View on GitHub

ComputationalGenomicsManual

Robs manual for the computational genomics and bioinformatics class.

The Sequence Read Archive (SRA)

The sequence read archive (SRA) was started in ~2009 to handle the wealth of next generation sequencing data that was being deposited at NCBI. Many people needed a repository of data that was more flexible than the traditional GenBank archive.

The SRA has grown at an enormous rate, and now houses almost 20 Petabytes of data:

GRowth of the SRA

SRA houses raw data in binary files, and provides a tool kit to extract that data into fastq files.

Nowadays, the Sequence Read Archive (SRA) stores raw sequence data from “next-generation” sequencing technologies including Illumina, 454, IonTorrent, Complete Genomics, PacBio and OxfordNanopore.

Data in the SRA is organized into a series of metadata tables:

Metadata Description
Study (SRP) A study is a set of experiments and has an overall goal.
Experiment (SRX) An experiment is a consistent set of laboratory operations on input material with an expected result.
Sample (SRS) An experiment targets one or more samples.

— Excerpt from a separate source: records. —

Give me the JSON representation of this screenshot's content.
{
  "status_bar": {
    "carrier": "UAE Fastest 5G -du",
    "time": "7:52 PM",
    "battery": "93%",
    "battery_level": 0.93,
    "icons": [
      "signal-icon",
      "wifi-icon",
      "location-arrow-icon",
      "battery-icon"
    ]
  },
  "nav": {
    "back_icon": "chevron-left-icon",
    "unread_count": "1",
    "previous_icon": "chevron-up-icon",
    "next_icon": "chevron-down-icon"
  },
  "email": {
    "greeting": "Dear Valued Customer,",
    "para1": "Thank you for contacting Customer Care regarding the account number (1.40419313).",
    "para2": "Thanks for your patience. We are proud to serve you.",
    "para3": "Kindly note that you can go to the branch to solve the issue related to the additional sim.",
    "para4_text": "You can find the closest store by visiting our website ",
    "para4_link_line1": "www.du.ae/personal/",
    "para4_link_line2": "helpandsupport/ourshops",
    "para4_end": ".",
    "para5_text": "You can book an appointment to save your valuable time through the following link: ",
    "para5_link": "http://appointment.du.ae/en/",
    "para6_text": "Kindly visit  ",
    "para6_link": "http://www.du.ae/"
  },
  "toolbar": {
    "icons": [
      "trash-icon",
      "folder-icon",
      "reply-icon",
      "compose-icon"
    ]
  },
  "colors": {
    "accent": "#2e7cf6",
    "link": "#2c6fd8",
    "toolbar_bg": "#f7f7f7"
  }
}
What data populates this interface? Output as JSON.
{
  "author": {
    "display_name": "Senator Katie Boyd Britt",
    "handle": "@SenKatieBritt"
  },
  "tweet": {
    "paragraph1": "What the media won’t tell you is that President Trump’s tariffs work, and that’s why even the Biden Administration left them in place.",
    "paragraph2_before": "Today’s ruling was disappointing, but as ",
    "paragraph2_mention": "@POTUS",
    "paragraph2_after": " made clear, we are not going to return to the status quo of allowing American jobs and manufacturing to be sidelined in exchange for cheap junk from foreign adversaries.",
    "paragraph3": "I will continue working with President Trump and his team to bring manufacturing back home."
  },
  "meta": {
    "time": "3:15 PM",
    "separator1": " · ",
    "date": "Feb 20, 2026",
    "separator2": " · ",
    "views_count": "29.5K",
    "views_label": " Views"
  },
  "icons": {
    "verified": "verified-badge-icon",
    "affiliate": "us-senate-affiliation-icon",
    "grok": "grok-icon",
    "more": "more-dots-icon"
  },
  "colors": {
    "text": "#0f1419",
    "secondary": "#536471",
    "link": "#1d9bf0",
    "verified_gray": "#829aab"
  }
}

Results are expressed in terms of individual samples or bundles of samples as defined by the experiment.
Run (SRR) Results are called runs. Runs comprise the data gathered for a sample or sample bundle and refer to a defining experiment.
Submission A submission is a package of metadata and/or data objects and a directive for what to do with those objects.

A Study (SRP) has one or more samples; a sample (SRS) has one or more experiments (SRX); an experiment has one or more runs (SRR).

Note: The runs are where the actual DNA sequences reside and are what you want to download from NCBI.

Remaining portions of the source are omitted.